Human sodium taurocholate cotransporting polypeptide (NTCP) is the bile acid transporter that is also involved in hepatitis virus infection, drug disposition and prodrug targeting. Identification of NTCP inhibitors and substrates may help to treat hepatitis B, reduce NTCP mediate drug interaction and develop prodrugs to achieve liver specific drug delivery. However the understanding of structure-activity relationship of NTCP is very limited. One objective of the work in this dissertation is to fill this gap by exploring the inhibitor and substrate requirements of human NTCP. The other objective is to utilize NTCP to achieve liver targeting of ribavirin in order to reduce its off-target side effects. A common feature pharmacophore, a quantitative pharmacophore and a Bayesian model were developed and validated using FDA approved drugs to elucidate the inhibitor requirements of human NTCP. All these in silico models were able to predict NTCP inhibitors.
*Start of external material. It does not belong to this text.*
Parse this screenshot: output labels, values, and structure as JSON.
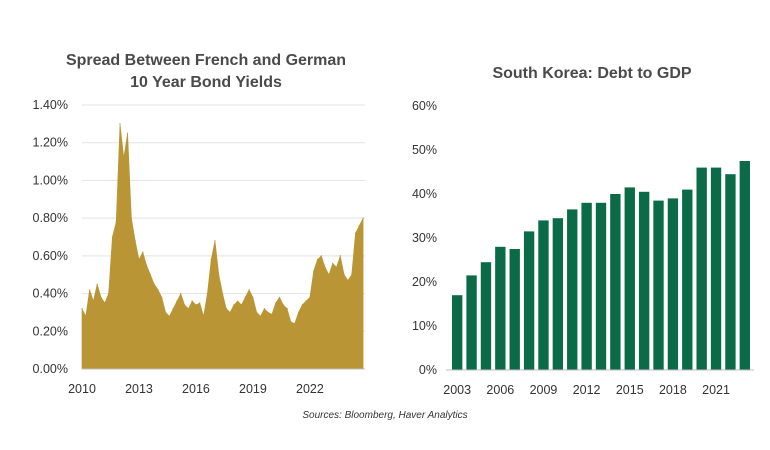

Twenty seven novel NTCP inhibitors were identified which cover variety of therapeutic classes. The substrate requirements of NTCP were studied using native bile acids and bile acid analogs, suggesting a role of hydroxyl pattern and steric interaction in NTCP binding and translocation. One common feature pharmacophore was developed for NTCP substrates, which was used to search a database of FDA approved drugs. Among the retrieved drugs, irbesartan and losartan were identified as novel NTCP substrates, indicating a potential role of NTCP in drug disposition. In order to reduce ribavirin off-target side effects, ribavirin-L-Val-GCDCA was developed as a prodrug to target NTCP. In vitro uptake and metabolic studies indicated that the prodrug was taken up by NTCP, released ribavirin in the mouse live S9 fraction and reduced ribavirin accumulation in red blood cells (RBC). An in vivo study in mice showed that ribavirin-L-Val-GCDCA provided almost the same ribavirin exposure in the liver as ribavirin administration, but with about 2-fold less exposure of ribavirin in RBC, plasma, and kidney, suggesting that ribavirin-L-Val-GCDCA has the potential to achieve greater liver specific delivery of ribavirin. Overall, the work carried out in this dissertation will aid to identify human NTCP inhibitors and substrates, as well as a prodrug design for liver targeting.